Пусть и пошёл разговор непредсказуемо, но сориентировалась я быстро — к такому нас тоже готовили. Главное, что нашлось за что зацепиться.
— Самоотверженность для медика необходимое качество, — серьёзно кивнула, присаживаясь на койку рядом с прибором, в который моя собеседница втыкала какие-то провода. — И верность идеям тех, на благо кого служишь. Здесь вы все единомышленники.
— Вот дурочка ты малолетняя, — округлила глаза женщина. — Мне не важно, кто есть кто. Моё дело пациента на ноги поставить.
— Но приказы же вы выполняете? — сделала вид, что удивилась я. Мне захватывающее интервью нужно, с накалом страстей, на грани эмоций. — И если Карен потребует не оказывать помощь, например, раненому телепату, вы его распоряжение выполните?
— Еще чего! — строптиво заявила медсестра, в сердцах шумно ставя бутыль с раствором на стол. — Я клятву давала! И свой долг выполню.
— А если вам самой не хочется этого делать? — продолжила давить я. — Разные ведь бывают ситуации. Допустим, этот пациент навредил вам лично или вашим близким. И вы всё равно его лечить будете?
— Тебя же лечу.
— А я-то вам что плохого сделала? — вот теперь уже совсем ненаигранно изумилась я. Первый раз меня в злом умысле обвиняют! И ладно бы кто-то реально обиженный, так ведь нет, женщина, которой я даже слова грубого не сказала!
— Меня вынуждают твоей красотой заниматься, когда больным с серьёзными травмами требуется уход. Карен совсем рехнулся, раз приказал личико тебе подправить. Нашел, о чём думать! Лучше бы федералов прижал. А ты хочешь выслужиться перед начальством и ищешь на меня компромат. Подставить собираешься, вопросы странные задаёшь. Да иди ты со своим шантажом! Я тебя не боюсь!

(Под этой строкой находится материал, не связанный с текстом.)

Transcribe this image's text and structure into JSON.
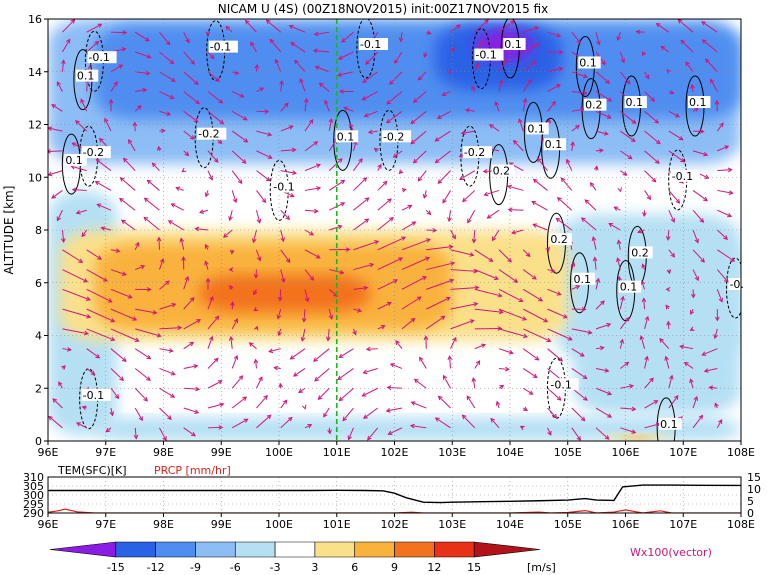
{
  "title": "NICAM U (4S) (00Z18NOV2015) init:00Z17NOV2015 fix",
  "colors": {
    "shading": [
      "#8b1ce3",
      "#2a62e6",
      "#4f8ef0",
      "#8cbdf5",
      "#b5e0f4",
      "#ffffff",
      "#fbe08a",
      "#f9b23c",
      "#f3721e",
      "#e83218",
      "#b3121a"
    ],
    "vector": "#d4147a",
    "marker_line": "#22b322",
    "temperature_line": "#000000",
    "precip_line": "#e0201a"
  },
  "chart_data": [
    {
      "type": "heatmap",
      "title": "NICAM U (4S) (00Z18NOV2015) init:00Z17NOV2015 fix",
      "ylabel": "ALTITUDE [km]",
      "xlim": [
        96,
        108
      ],
      "ylim": [
        0,
        16
      ],
      "grid": true,
      "x_ticks": [
        "96E",
        "97E",
        "98E",
        "99E",
        "100E",
        "101E",
        "102E",
        "103E",
        "104E",
        "105E",
        "106E",
        "107E",
        "108E"
      ],
      "y_ticks": [
        "0",
        "2",
        "4",
        "6",
        "8",
        "10",
        "12",
        "14",
        "16"
      ],
      "marker_longitude": 101,
      "shaded_regions": [
        {
          "level": 5,
          "lon": [
            96.0,
            108.0
          ],
          "alt": [
            0,
            16
          ]
        },
        {
          "level": 2.5,
          "lon": [
            96.0,
            108.0
          ],
          "alt": [
            10.5,
            16.0
          ]
        },
        {
          "level": 1.5,
          "lon": [
            96.8,
            108.0
          ],
          "alt": [
            12.2,
            15.8
          ]
        },
        {
          "level": 1,
          "lon": [
            102.7,
            104.9
          ],
          "alt": [
            13.3,
            15.8
          ]
        },
        {
          "level": 0.2,
          "lon": [
            103.4,
            104.4
          ],
          "alt": [
            14.4,
            15.6
          ]
        },
        {
          "level": 3.5,
          "lon": [
            96.0,
            97.2
          ],
          "alt": [
            0.2,
            9.5
          ]
        },
        {
          "level": 3.5,
          "lon": [
            96.8,
            108.0
          ],
          "alt": [
            0.0,
            0.9
          ]
        },
        {
          "level": 3.5,
          "lon": [
            105.1,
            108.0
          ],
          "alt": [
            1.0,
            7.8
          ]
        },
        {
          "level": 4,
          "lon": [
            104.8,
            108.0
          ],
          "alt": [
            3.0,
            8.6
          ]
        },
        {
          "level": 6,
          "lon": [
            96.2,
            105.0
          ],
          "alt": [
            3.8,
            8.0
          ]
        },
        {
          "level": 7,
          "lon": [
            96.8,
            103.0
          ],
          "alt": [
            4.2,
            7.5
          ]
        },
        {
          "level": 8,
          "lon": [
            98.6,
            101.6
          ],
          "alt": [
            4.9,
            6.3
          ]
        },
        {
          "level": 6,
          "lon": [
            105.6,
            106.8
          ],
          "alt": [
            0.0,
            0.3
          ]
        },
        {
          "level": 7,
          "lon": [
            105.9,
            106.5
          ],
          "alt": [
            0.0,
            0.2
          ]
        }
      ],
      "contours": [
        {
          "label": "-0.1",
          "lon": 96.7,
          "alt": 14.4
        },
        {
          "label": "0.1",
          "lon": 96.5,
          "alt": 13.7
        },
        {
          "label": "-0.2",
          "lon": 96.6,
          "alt": 10.8
        },
        {
          "label": "0.1",
          "lon": 96.3,
          "alt": 10.5
        },
        {
          "label": "-0.1",
          "lon": 96.6,
          "alt": 1.6
        },
        {
          "label": "-0.1",
          "lon": 98.8,
          "alt": 14.8
        },
        {
          "label": "-0.2",
          "lon": 98.6,
          "alt": 11.5
        },
        {
          "label": "-0.1",
          "lon": 99.9,
          "alt": 9.5
        },
        {
          "label": "-0.1",
          "lon": 101.4,
          "alt": 14.9
        },
        {
          "label": "0.1",
          "lon": 101.0,
          "alt": 11.4
        },
        {
          "label": "-0.2",
          "lon": 101.8,
          "alt": 11.4
        },
        {
          "label": "-0.1",
          "lon": 103.4,
          "alt": 14.5
        },
        {
          "label": "0.1",
          "lon": 103.9,
          "alt": 14.9
        },
        {
          "label": "-0.2",
          "lon": 103.2,
          "alt": 10.8
        },
        {
          "label": "0.2",
          "lon": 103.7,
          "alt": 10.1
        },
        {
          "label": "0.1",
          "lon": 104.3,
          "alt": 11.7
        },
        {
          "label": "0.1",
          "lon": 104.6,
          "alt": 11.1
        },
        {
          "label": "0.1",
          "lon": 105.2,
          "alt": 14.2
        },
        {
          "label": "0.2",
          "lon": 105.3,
          "alt": 12.6
        },
        {
          "label": "0.1",
          "lon": 106.0,
          "alt": 12.7
        },
        {
          "label": "0.1",
          "lon": 107.1,
          "alt": 12.7
        },
        {
          "label": "-0.1",
          "lon": 106.8,
          "alt": 9.9
        },
        {
          "label": "0.2",
          "lon": 104.7,
          "alt": 7.5
        },
        {
          "label": "0.2",
          "lon": 106.1,
          "alt": 7.0
        },
        {
          "label": "0.1",
          "lon": 105.1,
          "alt": 6.0
        },
        {
          "label": "0.1",
          "lon": 105.9,
          "alt": 5.7
        },
        {
          "label": "-0.",
          "lon": 107.8,
          "alt": 5.8
        },
        {
          "label": "-0.1",
          "lon": 104.7,
          "alt": 2.0
        },
        {
          "label": "0.1",
          "lon": 106.6,
          "alt": 0.5
        }
      ]
    },
    {
      "type": "line",
      "ylabel_left": "TEM(SFC)[K]",
      "ylabel_right": "PRCP [mm/hr]",
      "xlim": [
        96,
        108
      ],
      "y_left_ticks": [
        "290",
        "295",
        "300",
        "305",
        "310"
      ],
      "y_right_ticks": [
        "0",
        "5",
        "10",
        "15"
      ],
      "series": [
        {
          "name": "TEM(SFC)[K]",
          "axis": "left",
          "x": [
            96,
            96.5,
            97,
            97.5,
            98,
            98.5,
            99,
            99.5,
            100,
            100.5,
            101,
            101.5,
            101.8,
            102,
            102.2,
            102.5,
            102.8,
            103,
            103.5,
            104,
            104.5,
            105,
            105.3,
            105.5,
            105.8,
            105.95,
            106.3,
            106.8,
            107.3,
            108
          ],
          "y": [
            302.5,
            302.5,
            302.5,
            302.5,
            302.5,
            302.5,
            302.5,
            302.5,
            302.5,
            302.5,
            302.6,
            302.5,
            302.3,
            301,
            298.5,
            296,
            295.8,
            296,
            296.3,
            296.5,
            296.8,
            297.2,
            298,
            297.2,
            297,
            304.5,
            305.5,
            305.5,
            305.4,
            305.3
          ]
        },
        {
          "name": "PRCP [mm/hr]",
          "axis": "right",
          "x": [
            96,
            96.15,
            96.3,
            96.5,
            96.8,
            97,
            98,
            99,
            100,
            101,
            102,
            102.3,
            102.5,
            103,
            104,
            104.5,
            104.7,
            105,
            105.3,
            105.5,
            105.8,
            106.0,
            106.3,
            106.6,
            106.8,
            107,
            108
          ],
          "y": [
            0.3,
            0.8,
            1.6,
            0.5,
            0,
            0,
            0,
            0,
            0,
            0,
            0,
            0.3,
            0,
            0,
            0,
            0.4,
            0,
            0.2,
            1.0,
            0,
            0.4,
            1.3,
            0,
            0.9,
            0,
            0,
            0
          ]
        }
      ]
    },
    {
      "type": "colorbar",
      "ticks": [
        "-15",
        "-12",
        "-9",
        "-6",
        "-3",
        "3",
        "6",
        "9",
        "12",
        "15"
      ],
      "unit": "[m/s]",
      "vector_label": "Wx100(vector)"
    }
  ]
}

— Вы ошибаетесь, — мягко объяснила я, снизив градус напряжения. — Просто Карен порядочный и неравнодушный человек. Он сам предложил помощь. Отказаться, значит его обидеть. И это не шантаж, а желание, чтобы в памяти людей остались свидетельства не только о великих людях, революционерах, но и о простых, вклад которых незаметен и совсем не очевиден на первый взгляд. Вы же не потребуете признания и славы, верно? Придётся вас ими наградить. Мы, журналисты, для того и существуем, чтобы все получили заслуженные почести.
— Обойдусь. Пусть Карен себя любимого в историю вписывает. А я буду своим делом заниматься, — сердито пробурчала женщина, отворачиваясь и вновь принимаясь за работу. Но я прекрасно заметила довольное выражение лица, которое она попыталась скрыть. А значит, моя тактика верна.
Впрочем, на первый раз материала достаточно. Теперь нужно будет для сопоставления других обитателей базы на аналогичные откровения спровоцировать. Получится яркая зарисовка с контрастной нарезкой кадров.
Да и сложно продолжать интервью, когда твоё лицо сначала погрузили в вязкий раствор, потом этот слой высушили до состояния корки, а затем, налепив электроды на присосках, принялись за обработку электрическими импульсами.
Оставив меня “отдыхать и восстанавливаться”, а по сути терпеть колющие разряды, медсестра всё же ушла.
Когда прибор отключился, звать её и отвлекать я не стала, справилась сама. Всё сняла, умылась и поспешила на склад за вещами.
Казался он хаотичным нагромождением одежды. Не оказалось там кладовщика, ответственного за порядок, вещи лежали так, как их оставили те, кто принёс. Военная форма, нижнее бельё, брюки, рубашки, джемпера, платья, юбки, ботинки… Глаза разбегались, пытаясь отыскать в грудах на полках стеллажей хоть что-то подходящее мне по размеру.